Manny (Kataem O’Connor) and Dawn (Milcania Diaz-Rojas) sweep the homestead for possible armed intruders. 

Cineaste: Would you agree with the idea that viewers are the ones that complete a film?

Thorne: The beauty of cinema is that through the process of making it, as a filmmaker, you’re refining the story you’re telling. You’ll come to understand more specifically what you’re saying through the different stages of production. At the script stage, you have this blueprint; you have this stuff down on the page of what these characters are going to say. Then the actors come in, you have the environment, and the production begins to shape how what you’re saying comes out.

Then you go into postproduction, and you start to refine it and listen. It starts to tell you what it wants to say even though you’re trying to sculpt it. A film is this crazy, evolving dream that multiple people help you build. Your editors and sound designers shape it intensely, along with the way you incorporate music—all these things help you to sculpt it. Then it’s influenced by your life, and what’s going on socially and politically in the world. It’s this conversation initially between a small group of people and then, at some point, that conversation expands when you give it to the audience. You’re no longer influencing it, but they are, and they’re bringing their life experiences and how they view the world to it.

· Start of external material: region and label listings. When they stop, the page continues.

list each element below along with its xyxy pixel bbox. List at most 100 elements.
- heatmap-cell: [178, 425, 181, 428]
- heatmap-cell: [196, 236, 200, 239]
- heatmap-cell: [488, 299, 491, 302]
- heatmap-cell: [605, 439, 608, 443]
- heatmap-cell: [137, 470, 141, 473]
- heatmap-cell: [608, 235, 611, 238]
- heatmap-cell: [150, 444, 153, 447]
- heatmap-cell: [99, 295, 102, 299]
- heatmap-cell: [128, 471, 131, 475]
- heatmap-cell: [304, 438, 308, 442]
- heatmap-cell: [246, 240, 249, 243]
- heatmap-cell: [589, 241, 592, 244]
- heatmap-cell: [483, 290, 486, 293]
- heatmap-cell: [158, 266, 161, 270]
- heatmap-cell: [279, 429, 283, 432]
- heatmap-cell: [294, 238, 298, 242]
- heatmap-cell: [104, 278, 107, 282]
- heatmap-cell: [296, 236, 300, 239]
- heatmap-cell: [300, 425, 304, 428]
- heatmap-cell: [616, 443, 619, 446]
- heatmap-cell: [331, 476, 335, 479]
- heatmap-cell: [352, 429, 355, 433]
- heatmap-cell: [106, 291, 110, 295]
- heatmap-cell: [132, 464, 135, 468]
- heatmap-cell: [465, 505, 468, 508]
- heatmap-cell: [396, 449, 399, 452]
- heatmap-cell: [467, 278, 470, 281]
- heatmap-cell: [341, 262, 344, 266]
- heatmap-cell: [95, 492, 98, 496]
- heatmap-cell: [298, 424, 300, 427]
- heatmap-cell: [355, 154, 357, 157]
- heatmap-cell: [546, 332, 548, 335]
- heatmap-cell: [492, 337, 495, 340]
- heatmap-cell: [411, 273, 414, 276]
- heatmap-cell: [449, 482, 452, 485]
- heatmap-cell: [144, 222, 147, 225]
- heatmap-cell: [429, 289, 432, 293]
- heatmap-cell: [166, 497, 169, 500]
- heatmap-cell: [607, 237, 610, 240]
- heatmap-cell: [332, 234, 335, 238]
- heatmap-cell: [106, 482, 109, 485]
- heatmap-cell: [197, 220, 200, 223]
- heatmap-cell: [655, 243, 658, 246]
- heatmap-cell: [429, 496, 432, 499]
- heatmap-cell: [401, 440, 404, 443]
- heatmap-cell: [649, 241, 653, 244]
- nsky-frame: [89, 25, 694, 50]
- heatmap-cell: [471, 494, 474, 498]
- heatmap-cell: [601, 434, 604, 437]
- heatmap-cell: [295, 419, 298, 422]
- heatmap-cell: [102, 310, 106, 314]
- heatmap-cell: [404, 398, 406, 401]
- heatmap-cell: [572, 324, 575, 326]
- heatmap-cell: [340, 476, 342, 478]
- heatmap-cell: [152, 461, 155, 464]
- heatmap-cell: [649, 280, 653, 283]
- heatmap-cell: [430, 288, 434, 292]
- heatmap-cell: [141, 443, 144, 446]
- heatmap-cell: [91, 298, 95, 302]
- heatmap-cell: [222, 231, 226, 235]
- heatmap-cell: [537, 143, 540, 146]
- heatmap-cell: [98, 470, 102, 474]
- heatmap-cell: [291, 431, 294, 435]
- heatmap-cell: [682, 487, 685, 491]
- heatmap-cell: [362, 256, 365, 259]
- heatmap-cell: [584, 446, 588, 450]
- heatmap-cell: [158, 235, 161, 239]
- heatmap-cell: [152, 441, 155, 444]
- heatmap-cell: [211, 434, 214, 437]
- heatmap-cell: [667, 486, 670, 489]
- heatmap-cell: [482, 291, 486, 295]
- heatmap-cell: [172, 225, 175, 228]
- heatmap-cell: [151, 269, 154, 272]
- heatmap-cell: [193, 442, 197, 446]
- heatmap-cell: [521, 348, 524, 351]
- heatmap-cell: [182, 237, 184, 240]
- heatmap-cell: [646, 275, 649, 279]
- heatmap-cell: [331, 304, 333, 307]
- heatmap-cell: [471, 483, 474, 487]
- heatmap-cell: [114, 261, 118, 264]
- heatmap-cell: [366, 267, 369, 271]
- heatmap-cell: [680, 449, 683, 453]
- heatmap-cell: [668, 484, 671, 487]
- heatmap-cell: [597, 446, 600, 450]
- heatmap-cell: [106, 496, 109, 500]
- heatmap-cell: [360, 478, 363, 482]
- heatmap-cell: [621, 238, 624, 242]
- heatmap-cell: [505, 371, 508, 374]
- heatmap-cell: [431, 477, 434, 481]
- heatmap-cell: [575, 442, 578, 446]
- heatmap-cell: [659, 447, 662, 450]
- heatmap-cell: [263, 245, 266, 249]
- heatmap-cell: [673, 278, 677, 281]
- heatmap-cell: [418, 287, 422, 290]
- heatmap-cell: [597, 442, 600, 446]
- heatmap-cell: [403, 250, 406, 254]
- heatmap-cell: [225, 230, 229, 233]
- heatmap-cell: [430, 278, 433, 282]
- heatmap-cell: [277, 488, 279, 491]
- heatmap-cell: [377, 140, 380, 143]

To some, the film will resonate deeply, and to others it will mean absolutely nothing. But the ultimate beauty of film is you are trying to refine what you’re saying, you’re trying to engage in this conversation. And the film does that on its own as it lives. At the time, it could be a reaction to something that’s going on in the world or that was going on in your life. But ten or fifteen years later, a viewer can revisit the film, and it can speak to them in a deep way.

A film is constantly in conversation with the world and there’s a beauty to that, and there’s a wonderful responsibility involved in that as well. I’m very proud of being a filmmaker and being able to touch people and share my point of view well beyond the time that we created this thing. To have conversations with the future is an honor.

40 Acres is distributed in the United States by Magnolia Pictures.

Paul Risker, a U.K.-based film critic and PopMatters contributing editor, has written for numerous periodicals.